House rebuffs Pentagon on defense spending
WASHINGTON (AP) — The House on Thursday overwhelmingly backed a $601 billion defense authorization bill that spares planes, ships and military bases in an election-year nod to hometown interests.
Ignoring a White House veto threat, Republicans and Democrats united behind the popular measure that authorizes spending on weapons and personnel for the fiscal year beginning Oct. 1. The vote was 325-98 for the legislation which now must be reconciled with a work-in-progress Senate version.
The Pentagon had proposed retiring the Cold War-era U-2 spy plane and the A-10 Warthog close-air support aircraft as well as shuttering unnecessary bases.
Spending on the military is being cut after more than a decade of fighting in Iraq and Afghanistan, and deficit-driven budget reductions are taking a toll.
Working within spending limits, the Pentagon proposed retiring decades-old aircraft programs, including the A-10 Warthog, a close air support plane, and the U-2 spy plane of the Cold War era.

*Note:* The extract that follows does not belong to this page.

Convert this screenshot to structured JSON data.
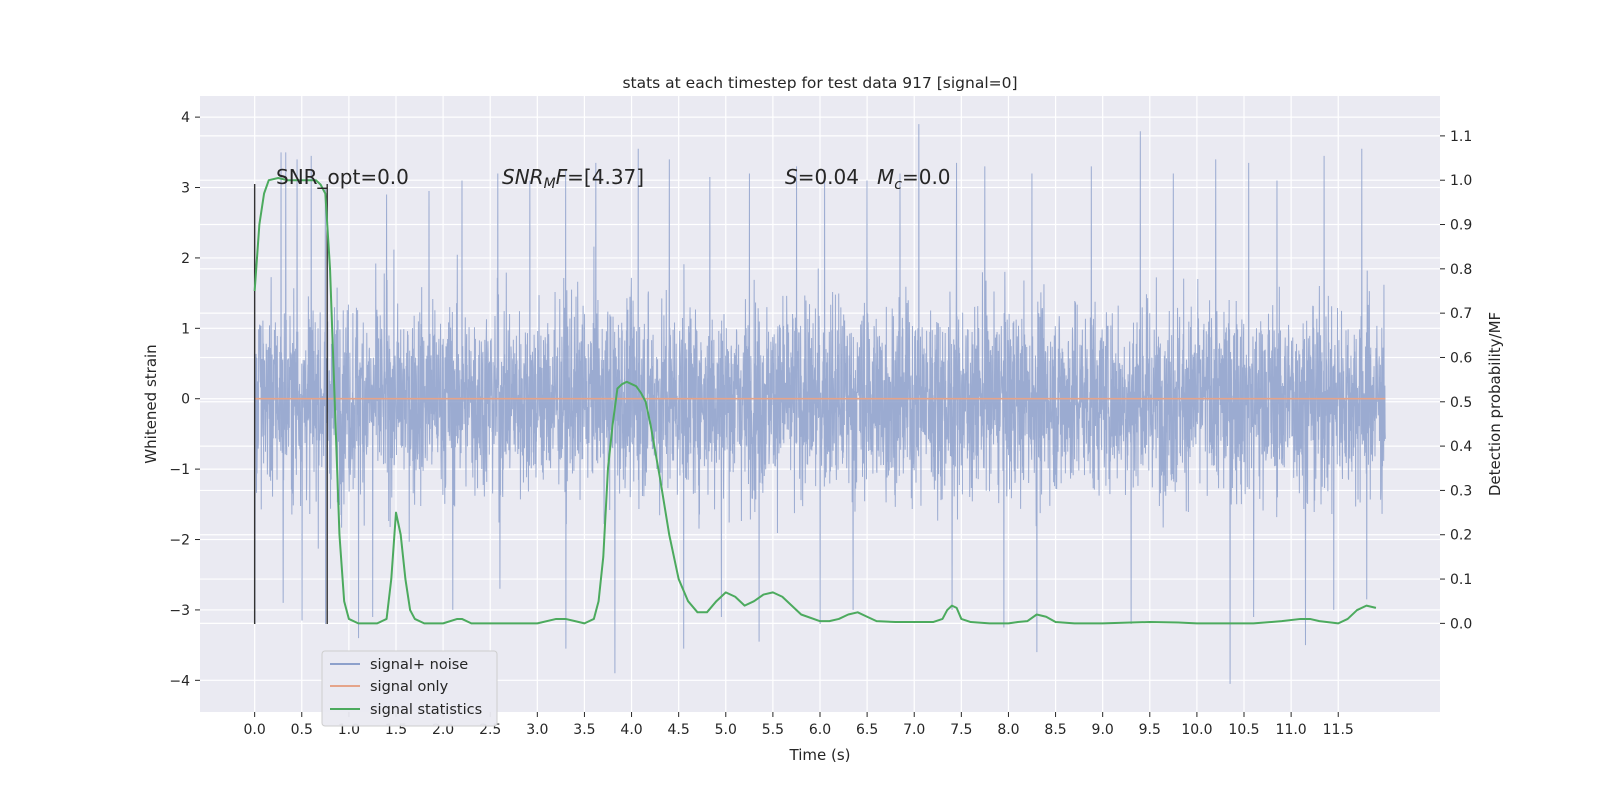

The Defense Department also sought congressional approval to close military bases deemed unessential and slightly increase out-of-pocket costs for housing and health care.
Not this year, said Republicans and Democrats alike. They left popular personnel benefits untouched despite repeated warnings that the skyrocketing costs of Pentagon entitlement programs come at the expense of modernizing and training the military.
“It is not our job to accept the department’s budget as is, but if we are to reject the Pentagon’s cost-saving measures we need to offer alternatives. We didn’t. We ducked every difficult decision,” said Rep. Adam Smith of Washington state, the top Democrat on the Armed Services Committee. “We played accounting games and cut readiness as we stand by and wait for a miracle. We owe our troops more.”
Rep. Howard “Buck” McKeon, R-Calif., chairman of the committee, rejected the suggestion that the measure was a “sop to parochial interests,” arguing that the bill makes “the tough decisions that put the troops first.”
The Obama administration objects to pinching the budget for readiness by $1.2 billion to cover the cost of favored ships and planes. Smith warned that the patchwork approach this year will make budgeting nearly impossible in future years.
Navy cruisers, an aircraft carrier and AWACS aircraft, the airborne warning and control system, were saved.
Rep. Jim Bridenstine, R-Okla., a former pilot and tea party favorite elected in 2012, spared three of seven AWACS aircraft based at Tinker Air Force Base in his home state. Rep. Ron Barber, D-Ariz., secured bipartisan support for providing $635 million for the Air Force’s A-10, which has a strong coalition of backers in Congress.
The House engaged in a spirited debate over post-Sept. 11 laws and practices, and whether they are overly broad and still viable nearly 13 years after the terror attacks. Lawmakers pressed to sunset the authorization given to the president to use military force, to end the indefinite detention of terror suspects captured on U.S. soil and to close the U.S. naval facility at Guantanamo Bay, Cuba.
The bill imposes limits on President Barack Obama’s handling of terror suspects at Guantanamo, barring him from transferring detainees to maximum-security prisons in the United States.
The White House late Wednesday said the president would veto the bill if it “continues unwarranted restrictions regarding Guantanamo detainees.”
Hours later, the House rejected a measure to close Guantanamo. It also maintained its support for the authorization to use military force and indefinite detention.
The House Rules Committee allowed 162 amendments to the legislation but rejected measures on immigration that would have offered citizenship to young immigrants brought here illegally who serve in the military. The panel also rejected legislation that would have opened the U.S. military academies to such immigrants.
House Speaker John Boehner, R-Ohio, said the far-reaching defense bill was inappropriate for the debate on immigration.
To address the problem of sexual assault in the military, the bill would change the military rules of evidence to prohibit the accused from using good military character as defense in court-martial proceedings unless it was directly relevant to the alleged crime.
The “good soldier defense” could encompass a defendant’s military record of reliability, dependability, professionalism and reputation as an individual who could be counted on in war and peacetime.
Overall, the legislation would provide $495.8 billion for the core defense budget, $17.9 billion for energy programs within Pentagon spending and $79.4 billion for the war in Afghanistan and other overseas operations.